Enough is Enough: Bush Administration Still Denying Justice for Sami Al-Arian
NEW YORK - March 4 - Dr. Sami Amin Al-Arian, who has spent the past four years in jail despite a jury's failure to return a single guilty verdict against him, has been called before a third grand jury, despite the fact that Al-Arian signed a "no-cooperation" agreement with the government providing that he would not be required to appear before any grand jury. The announcement came on March 3rd, one month before his scheduled release.
Past National Lawyers Guild President Peter Erlinder, Al-Arian's counsel in 4th Circuit and 11th Circuit appeals, on the "acquitted conduct" Supreme Court cert petition said, "The duplicity of the Justice Department and the failure of the courts to recognize basic contract-law principles in this case is an example of how politically-motivated "war on terror" prosecutions are distorting the American legal system. In the Al-Arian case, the Justice Department and the courts have made a mockery of the Sixth Amendment right to a jury trial which should outrage all Americans as deeply as the Tampa jury that acquitted Dr. Al-Arian more than two years ago."
It is now likely that when Dr. Al-Arian again refuses to testify because of the "no-cooperation" agreement, he will be charged with obstruction of justice and could receive several additional years in prison. If he testifies, he faces a "perjury" trap based on Assistant U.S. Attorney Gordon Kromberg's past practice with other acquitted Palestinian defendants.
When he was arrested in February 2003, Dr. Sami Al-Arian was a prominent Palestinian academic and a leading member of the Muslim community in south Florida and one of the most prominent Palestinian academics and activists in the United States. He was acquitted on eight of 17 charges against him December 2005 after a six-month trial with three co-defendants. In April 2006 he pleaded guilty to a single count of conspiracy, involving assisting his brother-in-law in his immigration matters and denying to a reporter that he knew of a colleague's association with Palestinian Islamic Jihad. In return, federal prosecutors agreed to drop the remaining eight charges on which the jury had "hung" 10-2 for acquittal and to recommend a time-served sentence with release and deportation in May 2006. The Tampa AUSA admitted, on the record, that the usual "cooperation clause" was removed from the plea agreement because Dr. Al-Arian and his lawyers would not agree to any form of cooperation.
At sentencing on May 1, 2007, Tampa Federal Judge James Moody gave him the constitutional maximum sentence of an additional year, citing the very offenses of which the jury had acquitted him. Despite the "no-cooperation" agreement, and while the appeal of his acquitted conduct sentence was pending on appeal, Al-Arian was found in civil contempt in January 2007. In December 2007, a federal judge in lifted the civil contempt and Al-Arian's new release date was April 2008.
After the contempt detention Dr.

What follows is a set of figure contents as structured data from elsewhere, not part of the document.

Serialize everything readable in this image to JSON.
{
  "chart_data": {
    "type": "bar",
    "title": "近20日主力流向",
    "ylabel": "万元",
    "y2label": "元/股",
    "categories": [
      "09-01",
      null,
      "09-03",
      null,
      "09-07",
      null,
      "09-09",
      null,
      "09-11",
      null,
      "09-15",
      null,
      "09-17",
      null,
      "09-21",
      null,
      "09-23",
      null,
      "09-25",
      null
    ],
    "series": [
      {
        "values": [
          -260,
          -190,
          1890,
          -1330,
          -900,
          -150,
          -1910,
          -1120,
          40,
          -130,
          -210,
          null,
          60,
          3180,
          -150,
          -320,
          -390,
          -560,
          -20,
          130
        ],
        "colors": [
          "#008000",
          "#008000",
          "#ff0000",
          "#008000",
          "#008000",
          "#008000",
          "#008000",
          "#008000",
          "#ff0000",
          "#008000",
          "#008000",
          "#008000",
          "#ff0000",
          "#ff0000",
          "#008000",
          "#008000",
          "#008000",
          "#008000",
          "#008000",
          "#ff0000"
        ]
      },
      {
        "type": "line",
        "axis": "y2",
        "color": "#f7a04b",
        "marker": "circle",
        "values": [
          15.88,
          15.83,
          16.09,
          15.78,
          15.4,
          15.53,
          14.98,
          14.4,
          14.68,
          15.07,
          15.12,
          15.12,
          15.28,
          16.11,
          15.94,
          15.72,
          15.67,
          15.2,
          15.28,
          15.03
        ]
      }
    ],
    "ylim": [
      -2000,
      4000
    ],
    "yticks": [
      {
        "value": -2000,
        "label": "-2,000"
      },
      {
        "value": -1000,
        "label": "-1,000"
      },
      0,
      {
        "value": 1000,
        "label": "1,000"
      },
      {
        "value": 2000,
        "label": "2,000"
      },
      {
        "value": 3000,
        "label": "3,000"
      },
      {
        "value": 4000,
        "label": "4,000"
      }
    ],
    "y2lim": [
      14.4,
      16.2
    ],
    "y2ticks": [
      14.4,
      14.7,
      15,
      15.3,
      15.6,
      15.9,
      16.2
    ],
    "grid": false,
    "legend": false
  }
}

Al Arian went on a 100-day hunger-strike because of the government's refusal to honor the plea agreement. (He has just begun another hunger-strike.) Before trial Dr. Al-Arian was held in Super-Max solitary and was subjected to inhumane and punitive conditions, including 23-hour lockdown, abuse from prison staff, unsanitary conditions with exposure to vermin, denial of adequate winter clothing, bedding and religiously appropriate diet, all in breach of Article 10 of the International Covenant on Civil and Political Rights, to which the United States is a party and has triggered an on-going investigation by the DOJ Inspector General.